A partir daí, temos então uma surpresa com Grégoire Leprince, o garoto que se mete na relação dos chatos. Eu pensei que seria a pior de todas as suas atuações e que ele nunca conseguiria se livrar de toda a aura gay possuída em "Canções de Amor". E não é que ele estava razoavelmente bem no filme?! Conseguiu dar um "quê" a mais em mais um personagem chato.Não vou nem falar do fim que o personagem levou, simplesmente dispensável.
Já que falei em aura gay, conversemos sobre o diretor. Honoré precisa se livrar dessa mania que adquiriu, agora em todos os seus filmes existe um "núcleo gay". Fica bom em um filme ou outro, mas a minha forma de ver é que essa é a maneira ideal de ele expressar sua sexualidade, por mais que fique perdido no roteiro, como pareceu no enredo em questão.
Mas ele tem lá suas qualidades.

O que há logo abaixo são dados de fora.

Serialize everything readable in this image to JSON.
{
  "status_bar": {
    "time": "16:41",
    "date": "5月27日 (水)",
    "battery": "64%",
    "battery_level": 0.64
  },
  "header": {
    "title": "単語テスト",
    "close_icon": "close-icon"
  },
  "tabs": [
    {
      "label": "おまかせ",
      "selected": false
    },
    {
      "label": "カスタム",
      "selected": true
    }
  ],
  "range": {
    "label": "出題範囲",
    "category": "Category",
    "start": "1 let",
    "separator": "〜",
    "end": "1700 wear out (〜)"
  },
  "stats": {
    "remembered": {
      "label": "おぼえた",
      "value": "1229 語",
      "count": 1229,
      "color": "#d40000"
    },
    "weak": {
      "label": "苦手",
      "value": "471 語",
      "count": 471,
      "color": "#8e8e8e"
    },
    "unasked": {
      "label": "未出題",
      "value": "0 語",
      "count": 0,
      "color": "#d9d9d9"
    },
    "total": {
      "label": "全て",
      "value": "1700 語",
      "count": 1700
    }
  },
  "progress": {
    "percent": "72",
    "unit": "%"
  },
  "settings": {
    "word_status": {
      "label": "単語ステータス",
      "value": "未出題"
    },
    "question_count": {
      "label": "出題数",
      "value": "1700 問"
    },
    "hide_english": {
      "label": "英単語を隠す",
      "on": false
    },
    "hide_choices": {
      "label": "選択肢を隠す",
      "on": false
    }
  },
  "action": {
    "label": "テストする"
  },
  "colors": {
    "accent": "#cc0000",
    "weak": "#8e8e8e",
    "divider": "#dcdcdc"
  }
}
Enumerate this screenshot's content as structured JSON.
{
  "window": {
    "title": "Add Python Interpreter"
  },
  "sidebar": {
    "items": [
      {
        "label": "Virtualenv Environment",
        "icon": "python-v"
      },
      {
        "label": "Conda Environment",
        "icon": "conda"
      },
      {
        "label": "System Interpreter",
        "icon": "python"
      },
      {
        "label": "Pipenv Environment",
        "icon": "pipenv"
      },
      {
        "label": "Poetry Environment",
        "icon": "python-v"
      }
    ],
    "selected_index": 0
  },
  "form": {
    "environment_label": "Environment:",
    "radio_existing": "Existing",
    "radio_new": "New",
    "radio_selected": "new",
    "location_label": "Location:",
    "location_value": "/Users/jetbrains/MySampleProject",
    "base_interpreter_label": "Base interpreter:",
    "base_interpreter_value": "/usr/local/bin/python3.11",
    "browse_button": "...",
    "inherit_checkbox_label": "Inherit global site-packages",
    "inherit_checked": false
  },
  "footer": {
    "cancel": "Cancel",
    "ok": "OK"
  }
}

O diretor é ás na arte de mostrar uma Paris invejável. Todas as cenas têm um fundo que te fazem desejar estar lá. Além disso, ele tem uma equipe que escolhe uma trilha sonora que sempre me dá arrepios (em um bom sentido). E eu particularmente acredito que uma boa trilha sonora faz o filme.

De resto, nada mais a acrescentar. Novamente voltamos a questão do: quão influenciável é o gosto por um filme? Porque eu gosto muito do diretor, fui acreditando que iria gostar muito... e quebrei a cara.

Nota 6.2

Minha primeira nota baixa. Esperava bem mais.

Vejo vocês depois.

2 comentários:

Natália disse...

"(...)Louis Garrel, a definição do borogodó de acordo com uma amiga minha(...)"

A-to-ron.

ctp3 Philip opv0 disse...

3qhs1zft

viagra

sight care

kamagra 100 mg

cialis 5 mg satın al

cialis 20 mg

cialis 100 mg

glucotrust official website

Postar um comentário

 
Copyright 2009 CINEMA NAÏF. All rights reserved.
Free WordPress Themes Presented by EZwpthemes.